Brown made sure to credit the people around him who made a difficult job easier. As Brown put it, “This has been a really different June” for him. There’s no way he could have expected he’d be pulling the trigger on draft night when the season ended, but he’s taken leadership of another team, this one in the front office.
“There is an incredible amount of teamwork that is required in that room,” Brown said. “You’re on the clock. I thought (vice president of basketball operations and chief of staff) Ned Cohen did a fantastic job helping organize this. The analytics side with Alex Rucker and Sergi Oliva, those guys were awesome. And then I think (vice president of basketball operations) Marc Eversley, delivering the group, you know, ‘These are the players with our scouts,’ it was a very collaborative process. It was a systematic process where you felt like you were a part of a team.”
Separating the head coaching part of his job from the GM duties he’s been thrown into hasn’t been painless for Brown. He acknowledged he felt the “human side” of trading away a high-character local kid whose mom works for the organization in Mikal Bridges (see story).
“The torment of trying to do my job in the very limited role I have for a moment as the general manager versus the role that I have as the head coach of this program, it’s a toggle,” Brown said. “And this is where we arrived.”
It’s obviously not a job Brown wants to do long term. At some point, he’ll be able to return his full focus to coaching. For now, though, he says he’s enjoying his new role. He’s always loved preaching about his program and cultivating a positive culture. Persistently optimistic, Brown looks at the aftermath of the Bryan Colangelo saga as an opportunity to fully embrace those passions.
“I said right when I accepted the responsibility that I have no intent of doing this,” Brown said. “I’m a basketball coach. When this came up, I felt a responsibility to do the best that I could under the circumstances to help move us forward. ... Down deep, I love it, because you just bleed for the program. You’ll do whatever you can to bring a championship to this city. That’s the bottom line. As we corral the analytics people, the scouts, my coaching staff and the people that work in the building and try to hold us together and move us forward and show daylight, that’s my job.”
There’s still no official timeline from the Sixers on when Brown’s tenure as interim GM will end.

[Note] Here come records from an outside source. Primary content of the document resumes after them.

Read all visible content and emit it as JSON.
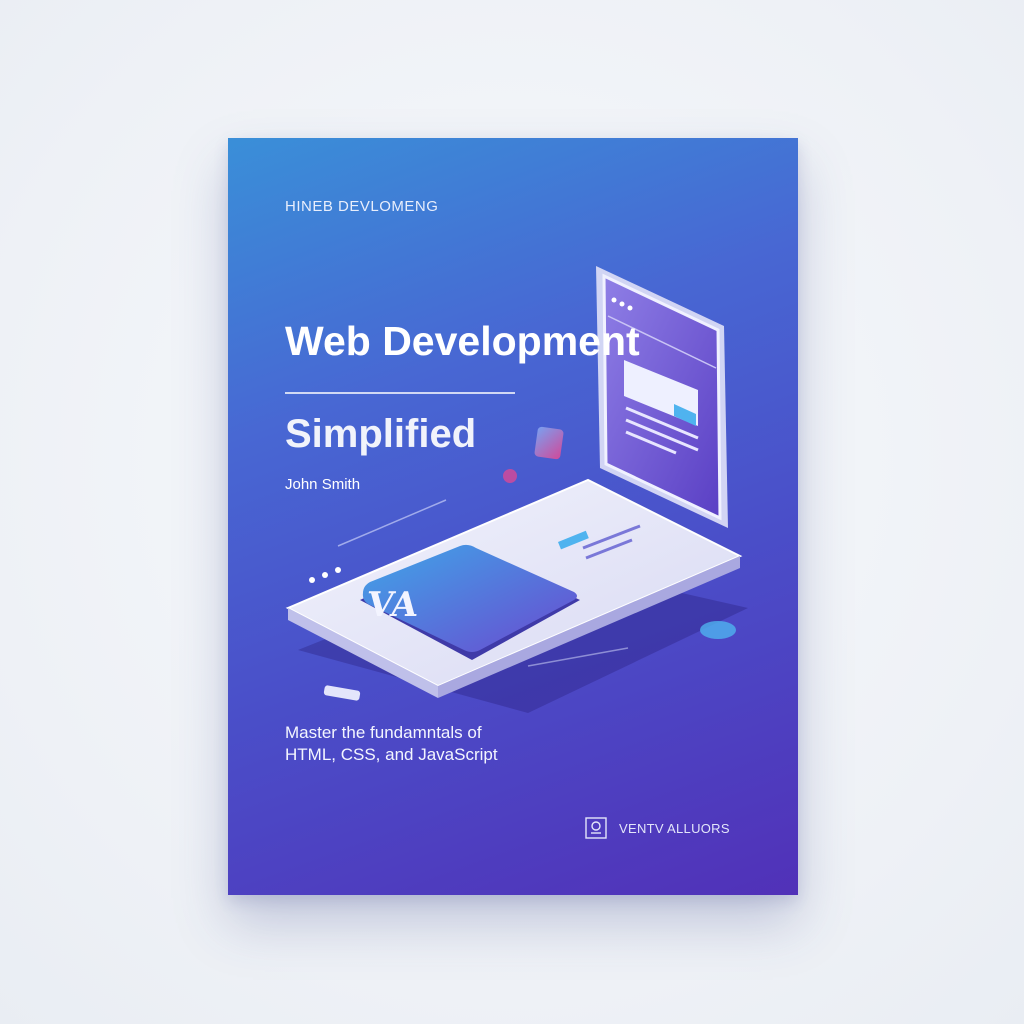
{
  "book": {
    "eyebrow": "HINEB DEVLOMENG",
    "title_line1": "Web Development",
    "title_line2": "Simplified",
    "author": "John Smith",
    "tagline_line1": "Master the fundamntals of",
    "tagline_line2": "HTML, CSS, and JavaScript",
    "publisher": "VENTV ALLUORS",
    "card_logo_text": "VA"
  },
  "colors": {
    "background": "#eef1f6",
    "cover_top": "#3a8fd8",
    "cover_bottom": "#5131b8",
    "device_surface": "#e8e9f8",
    "card_gradient_start": "#3fa6e8",
    "card_gradient_end": "#6a4ad0"
  }
}
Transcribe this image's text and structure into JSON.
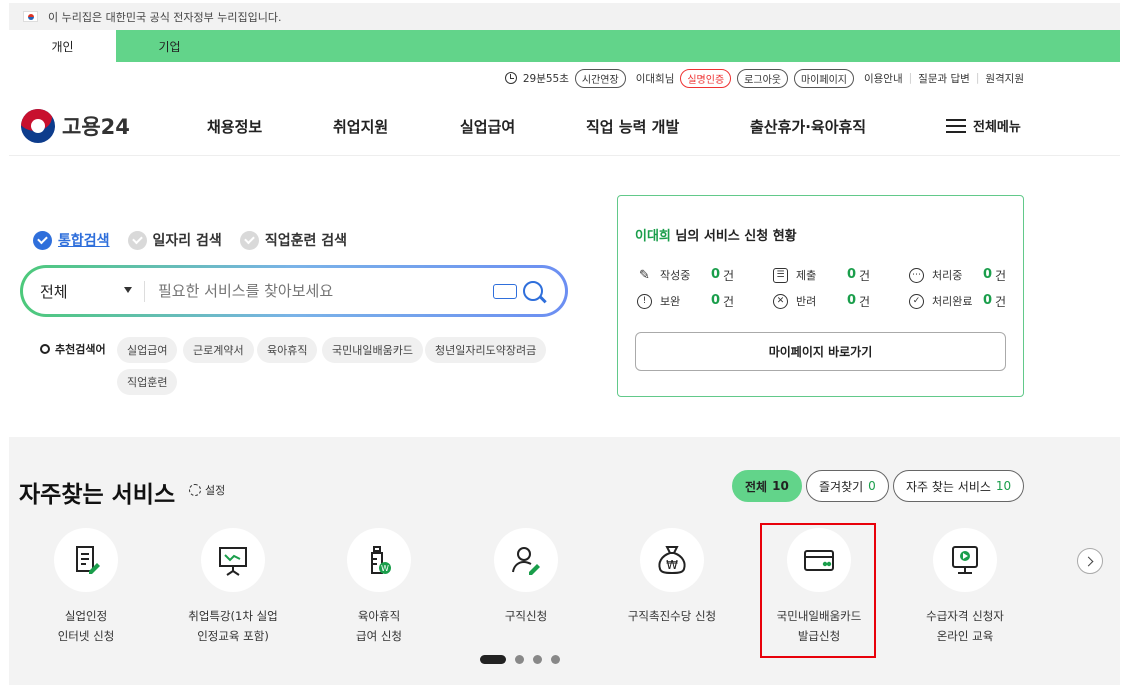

But free agency starts on July 1, and Brown is ready to recruit. He also sounded prepared to go all-out in pursuit of possible trades for stars (see story), including a hypothetical example that seemed to very closely resemble Kawhi Leonard, who wants out of San Antonio and has expressed his desire to return to his hometown of Los Angeles.
“When you talk about what are you going to do to show the program the way we want it to be seen, sometimes it’s in-house, sometimes you have to travel,” Brown said. “Whether we have to go mobile and, as an example, go to Los Angeles and deal with a family, an agent, the player. Whether we can attract him to come here to the city of Philadelphia.
“The whole strategy of how we do that, the presentation of information, we’ve been talking about that for a while. I feel completely that we will not miss a beat now that the draft is done, that we can focus in when free agency kicks in on July 1.”